Here’s your list for today:
1. Sodexo partners with Afro Deli to diversify school district’s menus
Sodexo, the food service provider for the Faribault Public Schools in Minnesota, and Afro Deli and Grill, a restaurant chain in the Twin Cities that serves African and Mediterranean cuisine, are working on a partnership with the district to provide students with food that is more culturally appropriate for the increasingly diverse population. This summer they are doing a trial run at Faribault Middle School.
2. Empty office buildings finding new use as urban farms
With office usage hovering near 50 percent of pre-pandemic levels, cities are putting the underutilized space to new use growing food. For example, an old paper company and warehouse building in Arlington, Va., is now home to Area 2 Farms, which now pumps out greens, herbs and root vegetables. There’s even a weekly CSA serving customers year round, all in an effort to bring locally grown food to the Washington, D.C. area.
3. Montefiore Medical Center embraces plant-based nutrition program
The Cardiac Wellness Program at Montefiore Medical Center in New York helps patients who have been diagnosed with heart or blood vessel disease reduce their cholesterol and blood pressure, lose weight, improve their energy, and even reverse type 2 diabetes. The outpatient program, a whole-foods, plant-based nutrition plan, has had such success that the hospital introduced vegan meals for inpatients and plays the documentary Forks Over Knives in hospital rooms to teach patients about how animal-free eating can help them get and stay healthy.
4. 50% drop in job applications has Bismarck Schools scrambling to feed students
According to Bismarck Public School’s Child Nutrition Program Director Michelle Wagner, the program is having a hard time providing for North Dakota children in the way that it would like due to a current staffing shortage. According to Wagner, job applications to the program have dropped almost 50% compared to last year’s number of applications. “We’ve had a lot more people retire in the last year,” she said.
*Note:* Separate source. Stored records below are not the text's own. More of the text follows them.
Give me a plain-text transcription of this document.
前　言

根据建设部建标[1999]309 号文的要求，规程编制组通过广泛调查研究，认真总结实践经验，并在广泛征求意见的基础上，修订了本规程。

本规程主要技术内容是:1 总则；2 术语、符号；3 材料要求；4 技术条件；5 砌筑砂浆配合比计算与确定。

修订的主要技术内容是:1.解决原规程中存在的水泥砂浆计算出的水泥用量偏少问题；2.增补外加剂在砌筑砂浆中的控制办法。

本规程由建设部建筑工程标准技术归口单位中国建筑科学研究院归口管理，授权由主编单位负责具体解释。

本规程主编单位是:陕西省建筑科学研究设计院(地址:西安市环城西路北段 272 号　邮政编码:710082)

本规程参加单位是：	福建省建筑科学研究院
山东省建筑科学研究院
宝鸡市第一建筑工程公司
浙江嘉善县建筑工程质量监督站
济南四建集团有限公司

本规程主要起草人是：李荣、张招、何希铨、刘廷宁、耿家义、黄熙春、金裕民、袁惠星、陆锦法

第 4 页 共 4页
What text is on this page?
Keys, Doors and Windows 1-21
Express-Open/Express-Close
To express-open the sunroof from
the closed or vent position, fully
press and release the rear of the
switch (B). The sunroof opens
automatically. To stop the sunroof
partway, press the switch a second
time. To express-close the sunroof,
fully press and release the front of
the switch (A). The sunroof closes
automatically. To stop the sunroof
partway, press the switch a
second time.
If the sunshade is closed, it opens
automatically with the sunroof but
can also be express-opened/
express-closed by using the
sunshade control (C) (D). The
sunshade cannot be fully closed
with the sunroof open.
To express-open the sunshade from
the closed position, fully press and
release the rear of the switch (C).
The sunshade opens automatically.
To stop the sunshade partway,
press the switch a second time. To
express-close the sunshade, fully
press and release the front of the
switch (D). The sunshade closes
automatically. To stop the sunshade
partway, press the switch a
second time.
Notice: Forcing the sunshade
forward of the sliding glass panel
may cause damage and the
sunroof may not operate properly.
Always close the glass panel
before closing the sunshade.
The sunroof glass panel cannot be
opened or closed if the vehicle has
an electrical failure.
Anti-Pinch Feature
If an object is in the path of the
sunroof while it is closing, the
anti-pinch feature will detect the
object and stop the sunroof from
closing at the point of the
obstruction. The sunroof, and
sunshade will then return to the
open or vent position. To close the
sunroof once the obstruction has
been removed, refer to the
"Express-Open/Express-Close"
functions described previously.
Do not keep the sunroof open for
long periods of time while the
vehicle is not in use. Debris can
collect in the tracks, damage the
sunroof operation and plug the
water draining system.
5. Ballpark’s popular toasted grasshoppers lead to further cuisine diversity
Toasted grasshoppers, better known as chapulines in Mexico, are among Latin America's most famous snacks and that popularity has made its way to the Pacific Northwest to become a staple at T-Mobile Park, home of Major League Baseball's Seattle Mariners. Since their inception, chapulines constantly rank as one of the ballpark's most popular dishes and have also opened the door for Seattle to broaden its horizons regarding different cuisines.